Micromax has revealed the world’s first Windows Android dual-boot tablet, dubbed as – the Canvas LapTab. Asus, at the same event, revealed – the Transformer Book Duet, which runs both Windows 8.1 and Android 4.2.2 Jelly Bean in dual-OS mode. While Micromax Canvas LapTab is powered by a low performance 1.46 GHz Intel Celeron processor, the Asus Transformer Book Duet is powered by the powerful Intel Core (i3/i5/i7) series of processors. Also, Micromax’s offering requires users to reboot the device to switch operating systems, while no such restrictions exist on the Asus device.

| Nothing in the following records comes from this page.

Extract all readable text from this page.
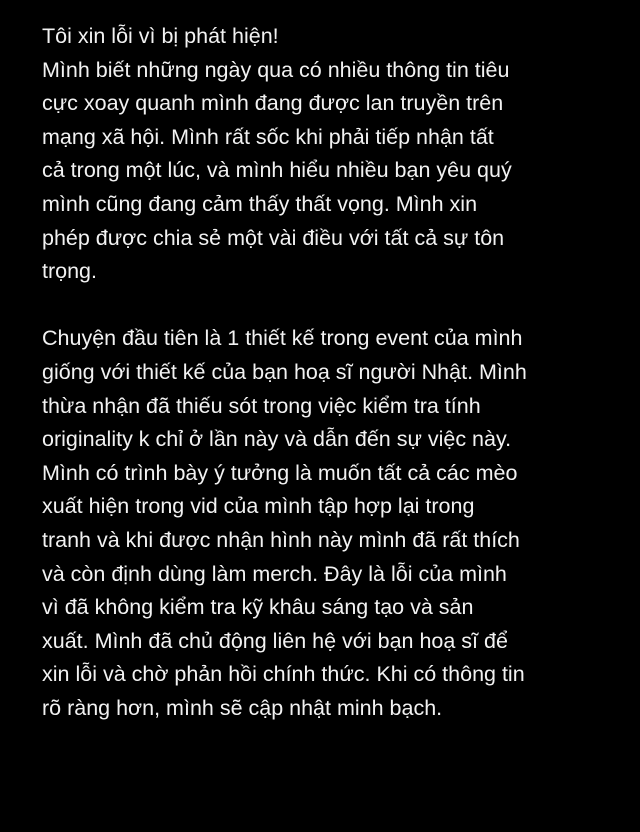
Tôi xin lỗi vì bị phát hiện!
Mình biết những ngày qua có nhiều thông tin tiêu
cực xoay quanh mình đang được lan truyền trên
mạng xã hội. Mình rất sốc khi phải tiếp nhận tất
cả trong một lúc, và mình hiểu nhiều bạn yêu quý
mình cũng đang cảm thấy thất vọng. Mình xin
phép được chia sẻ một vài điều với tất cả sự tôn
trọng.
Chuyện đầu tiên là 1 thiết kế trong event của mình
giống với thiết kế của bạn hoạ sĩ người Nhật. Mình
thừa nhận đã thiếu sót trong việc kiểm tra tính
originality k chỉ ở lần này và dẫn đến sự việc này.
Mình có trình bày ý tưởng là muốn tất cả các mèo
xuất hiện trong vid của mình tập hợp lại trong
tranh và khi được nhận hình này mình đã rất thích
và còn định dùng làm merch. Đây là lỗi của mình
vì đã không kiểm tra kỹ khâu sáng tạo và sản
xuất. Mình đã chủ động liên hệ với bạn hoạ sĩ để
xin lỗi và chờ phản hồi chính thức. Khi có thông tin
rõ ràng hơn, mình sẽ cập nhật minh bạch.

If Intel manages to provide a hassle-free dual-booting tablet, such as the Asus Transformer Book Duet, which can switch between operating systems within 4 seconds, people might actually be interested in buying such devices. But making such a device is neither easy, nor cost effective, because it needs more storage and longer development time. Operating system licensing fees also adds to the cost of the device but according to recent reports, Microsoft is considering dropping the licensing fees for Windows Phone, while Android does not have any licensing fees, as Google gives it away for free at the condition that manufacturers include Google’s services like Gmail and the Play Store on their devices.
But what is the need for dual-boot devices? Windows is better for productivity related apps such as Microsoft Office, while Android is better for entertainment related needs such as media consumption and games. According to a report, Windows 8 and Windows 8 RT combined, Microsoft’s tablet market share was a meagre 3% in Q2, 2013. Currently, there are only 100,000 apps and games on the Windows Phone Store, which is around 8-10% of what Android and iOS app stores offer. On a dual-boot device, however, if users can’t find a required app or service, they can fall back on Android.
Intel’s chips can run conventional apps while tablets based on Qualcomm chipsets are compatible with Windows RT apps only. It is no wonder, then, that Microsoft is looking to merge Windows Phone and Windows RT with the release of Windows 9, which is codenamed Threshold. AMD is also said to be working on chips that can power both Windows 8 as well as Android. Consumer interest in Windows tablets has been lukewarm to begin with, and has waned as time went by. Intel’s latest ploy to offer Windows tablets that can also boot into Android will not only work as a bait to get more tablet manufacturers interested in using Intel chipsets in the upcoming tablets, but also in getting consumers more interested in Windows tablets.